The results of any given choice you make are usually difficult to predict. Trying to steal some food can net you a quick health boost. But if you’re caught, you lose morality. Baldasar is a terrible thief, so he rarely gets it right, but the chance to stockpile some bread for later is one you might not be able to pass up.
A Disease You Know Nothing About
While this game can offer a fun challenge, it can also be frustrating. When you die, you are sent back to a checkpoint. But sometimes the checkpoint is broken, and you can’t progress from there no matter what you do. You can get sent back to a spot where your morality is already too low and there is nothing you can do to improve it.
Usually I would opt to reset the story from the beginning rather than use a checkpoint, thinking I could get back to the same point with considerably more health and morality by making different choices than I did earlier. However, Tales of the Black Death – Italy adapts to your playstyle. On my second play-through, I died after catching the disease from trying to bury my dead parents. I was able to do this without a scratch on the first go-around. This means you can’t memorize the best outcome of each choice on an early run-through and then go back for an easy win.
At first glance, it seems like Doubleton might have churned this game out to capitalize on the coronavirus pandemic. I did notice a few errors. The most glaring on the Doubleton website, where this is listed as a “Nobile” game, with an “N”. A small but egregious mistake that sums up the unpolished feeling of Tales of the Black Death.

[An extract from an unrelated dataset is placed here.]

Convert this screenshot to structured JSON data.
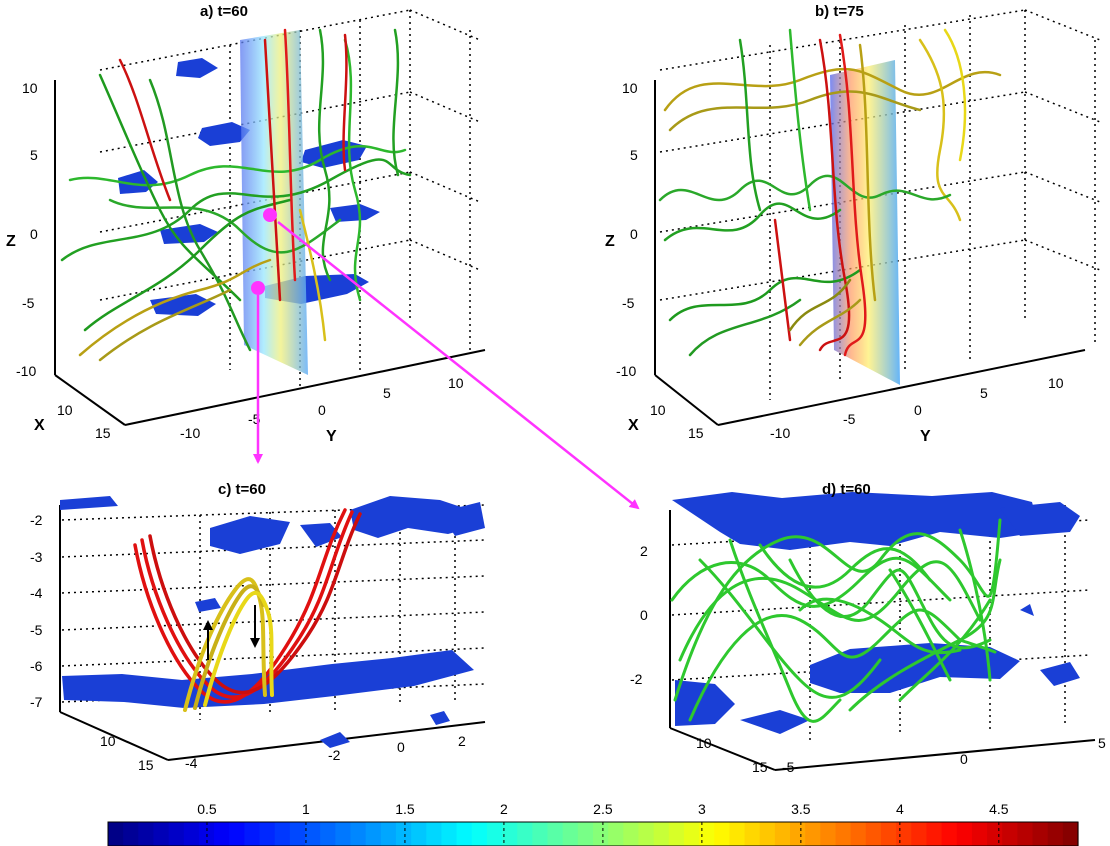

But trying to capitalize on current events is not always a bad thing. This game put into perspective just what the Black Death might have actually been like to people back then. The text-based gameplay is simple but offers a lot of suspense. At times, I wished the developers had cleaned this game up. But despite the missteps, it serves its purpose as a stimulating adventure.
This game has a solid story with a few moments that left me thinking hard, but it ends too soon with too much unresolved. Still, you should be able to look past the plain art style and some other frustrations to enjoy this uniquely challenging and hair-raising game.